RBI has been intervening quite aggressively in spot and forward markets to support an orderly adjustment, expending close to $20 billion of reserves to mitigate volatility as per its stated objective. One hopes the central bank is not trying to set a target as global financial and real conditions have worsened with the onset of the US-China trade fight and escalated uncertainties about the second-round, chain impacts upon global trade and growth. Capital outflows from emerging markets persist and are expected to endure or even worsen; the steady rise of US core inflation portends sustained interest rate increases.
Even without going deeper into fiscal concerns (Centre and states), and the slow-paced resolution of bad assets in the banking sector, signs of fragility in macro-stability are distinctly visible. That these appear at a time when early signs of economic recovery are wobbling creates further complications in an election year.
The moot question is how should the MPC respond? Post the MSP announcement, many analysts are expecting the MPC to turn hawkish and lift up the policy rate 25 bps in August itself. A few—those expecting inflation to stay significantly above 5% in the second half of FY19—have factored in a third increase in October or December.
This would depend upon how the RBI projects inflation in this year’s second half, especially food inflation. If the central bank were to revise these upward, from the current 4.7% to 5% or a little above, a relatively dovish MPC could raise rates by 25 bps, but still keep a neutral stance, hoping inflation would ease in FY20. But, if inflation were to be projected at 5.5% or above, it would then be prudent to not only raise the policy rate 25 bps, but also change its stance to “tightening” so as to prepare the market for another hike, soon, to restore the real rate to 1.25%.
This would be a top call. With June headline inflation at 5%, anchoring expectations could prove diabolical with both global and domestic uncertainties turning out too volatile. For the first time, the FIT regime would come under a real test—to respond unhesitatingly to quell higher inflation expectations from getting entrenched. Inflation expectations were already close to double digits in the May round. Any further firming up could affect the MPC’s credibility as it is stable, anchored expectations that are indicators of credibility for an inflation targeting central bank.

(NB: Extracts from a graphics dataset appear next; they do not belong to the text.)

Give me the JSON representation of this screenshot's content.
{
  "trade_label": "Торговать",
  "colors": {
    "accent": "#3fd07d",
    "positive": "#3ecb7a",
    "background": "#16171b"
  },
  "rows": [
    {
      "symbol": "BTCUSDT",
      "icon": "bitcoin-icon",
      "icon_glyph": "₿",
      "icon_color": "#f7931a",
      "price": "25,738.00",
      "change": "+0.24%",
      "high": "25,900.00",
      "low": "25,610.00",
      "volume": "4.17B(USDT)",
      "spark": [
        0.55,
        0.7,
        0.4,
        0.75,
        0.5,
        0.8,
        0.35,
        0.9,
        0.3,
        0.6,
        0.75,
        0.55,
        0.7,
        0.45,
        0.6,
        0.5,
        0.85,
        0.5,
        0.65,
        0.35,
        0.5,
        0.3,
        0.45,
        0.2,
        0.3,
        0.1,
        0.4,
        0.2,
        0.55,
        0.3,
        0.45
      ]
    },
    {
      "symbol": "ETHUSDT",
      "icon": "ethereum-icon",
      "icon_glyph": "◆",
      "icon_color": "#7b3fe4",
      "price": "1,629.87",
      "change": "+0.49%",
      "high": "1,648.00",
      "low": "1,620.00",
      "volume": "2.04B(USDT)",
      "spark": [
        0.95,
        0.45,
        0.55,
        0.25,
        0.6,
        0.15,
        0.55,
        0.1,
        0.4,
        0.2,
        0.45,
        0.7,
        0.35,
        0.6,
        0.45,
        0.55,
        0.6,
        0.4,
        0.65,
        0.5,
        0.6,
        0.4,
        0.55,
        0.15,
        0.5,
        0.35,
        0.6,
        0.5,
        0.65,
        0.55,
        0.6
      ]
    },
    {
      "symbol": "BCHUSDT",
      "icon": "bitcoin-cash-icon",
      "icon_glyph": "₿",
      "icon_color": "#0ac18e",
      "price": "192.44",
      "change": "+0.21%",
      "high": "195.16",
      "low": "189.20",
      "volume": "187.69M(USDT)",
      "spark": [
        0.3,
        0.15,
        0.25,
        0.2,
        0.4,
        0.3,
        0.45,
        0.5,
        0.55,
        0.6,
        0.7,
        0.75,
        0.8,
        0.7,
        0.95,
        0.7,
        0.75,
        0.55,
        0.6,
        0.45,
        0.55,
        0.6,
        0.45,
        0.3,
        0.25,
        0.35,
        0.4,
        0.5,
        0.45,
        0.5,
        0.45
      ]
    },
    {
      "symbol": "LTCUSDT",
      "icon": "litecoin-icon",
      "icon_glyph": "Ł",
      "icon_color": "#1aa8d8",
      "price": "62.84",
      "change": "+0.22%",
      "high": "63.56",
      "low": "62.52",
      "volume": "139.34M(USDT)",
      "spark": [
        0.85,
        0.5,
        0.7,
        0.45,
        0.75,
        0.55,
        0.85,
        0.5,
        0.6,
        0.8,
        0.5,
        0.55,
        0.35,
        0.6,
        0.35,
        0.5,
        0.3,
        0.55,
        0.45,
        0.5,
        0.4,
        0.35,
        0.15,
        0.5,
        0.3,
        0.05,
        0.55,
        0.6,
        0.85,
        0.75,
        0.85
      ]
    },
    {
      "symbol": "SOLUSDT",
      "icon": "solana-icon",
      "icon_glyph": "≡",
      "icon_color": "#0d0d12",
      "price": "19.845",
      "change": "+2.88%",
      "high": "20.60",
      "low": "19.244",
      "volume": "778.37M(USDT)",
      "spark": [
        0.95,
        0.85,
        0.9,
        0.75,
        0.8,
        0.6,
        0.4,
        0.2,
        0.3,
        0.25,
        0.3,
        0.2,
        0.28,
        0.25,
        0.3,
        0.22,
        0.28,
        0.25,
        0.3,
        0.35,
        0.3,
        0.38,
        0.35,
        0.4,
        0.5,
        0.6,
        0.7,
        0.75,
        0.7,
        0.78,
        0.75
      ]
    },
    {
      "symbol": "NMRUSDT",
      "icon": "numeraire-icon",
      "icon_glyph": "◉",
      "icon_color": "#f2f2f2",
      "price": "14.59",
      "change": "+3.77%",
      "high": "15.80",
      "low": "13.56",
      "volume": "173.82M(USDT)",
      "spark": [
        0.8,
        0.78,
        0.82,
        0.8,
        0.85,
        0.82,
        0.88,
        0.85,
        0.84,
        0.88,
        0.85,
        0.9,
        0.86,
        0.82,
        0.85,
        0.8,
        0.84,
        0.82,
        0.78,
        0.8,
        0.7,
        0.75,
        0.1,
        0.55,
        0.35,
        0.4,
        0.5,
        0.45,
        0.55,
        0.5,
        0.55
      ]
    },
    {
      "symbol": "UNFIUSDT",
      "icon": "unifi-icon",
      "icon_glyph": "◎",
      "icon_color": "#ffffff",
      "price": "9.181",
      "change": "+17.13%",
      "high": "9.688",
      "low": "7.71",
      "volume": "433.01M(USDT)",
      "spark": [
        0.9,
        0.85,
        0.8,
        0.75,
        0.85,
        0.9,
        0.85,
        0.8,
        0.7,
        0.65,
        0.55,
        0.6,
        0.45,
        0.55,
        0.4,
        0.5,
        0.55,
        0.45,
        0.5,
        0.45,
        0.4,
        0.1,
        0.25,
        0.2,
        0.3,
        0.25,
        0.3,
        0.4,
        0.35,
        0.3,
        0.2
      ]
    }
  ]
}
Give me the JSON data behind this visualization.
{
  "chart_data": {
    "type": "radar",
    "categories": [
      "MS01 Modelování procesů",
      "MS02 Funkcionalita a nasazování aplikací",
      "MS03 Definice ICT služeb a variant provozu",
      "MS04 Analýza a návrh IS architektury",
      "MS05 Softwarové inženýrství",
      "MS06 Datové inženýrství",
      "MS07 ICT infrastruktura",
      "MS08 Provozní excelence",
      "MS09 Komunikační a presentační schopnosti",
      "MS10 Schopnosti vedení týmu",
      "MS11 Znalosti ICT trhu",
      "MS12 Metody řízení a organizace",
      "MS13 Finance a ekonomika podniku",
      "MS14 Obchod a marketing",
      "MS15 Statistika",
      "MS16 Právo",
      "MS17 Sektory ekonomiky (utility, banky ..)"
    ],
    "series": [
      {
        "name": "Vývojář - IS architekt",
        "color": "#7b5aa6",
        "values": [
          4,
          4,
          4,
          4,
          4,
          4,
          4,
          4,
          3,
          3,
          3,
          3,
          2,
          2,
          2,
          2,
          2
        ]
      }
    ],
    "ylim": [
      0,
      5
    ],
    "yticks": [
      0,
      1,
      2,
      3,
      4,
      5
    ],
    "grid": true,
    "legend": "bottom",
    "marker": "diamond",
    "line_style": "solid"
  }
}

Note that if markets are pricing another 50 basis points hike in interest rates upto December, resulting adjustments to growth projections will follow too. In its August monetary review therefore, RBI’s inflation-growth projections will be keenly scrutinised. Its outlook and associated policy path to the target will set the tone. Therefore, it is up to the central bank to navigate this creek without upsetting market beliefs and retaining credibility at the same time. Observers, too, will be keen to know if the MPC has the political space (autonomy) to respond swiftly, and if FIT’s early success was a victory of good policies or an illusion—maya , as they say in Indian philosophy!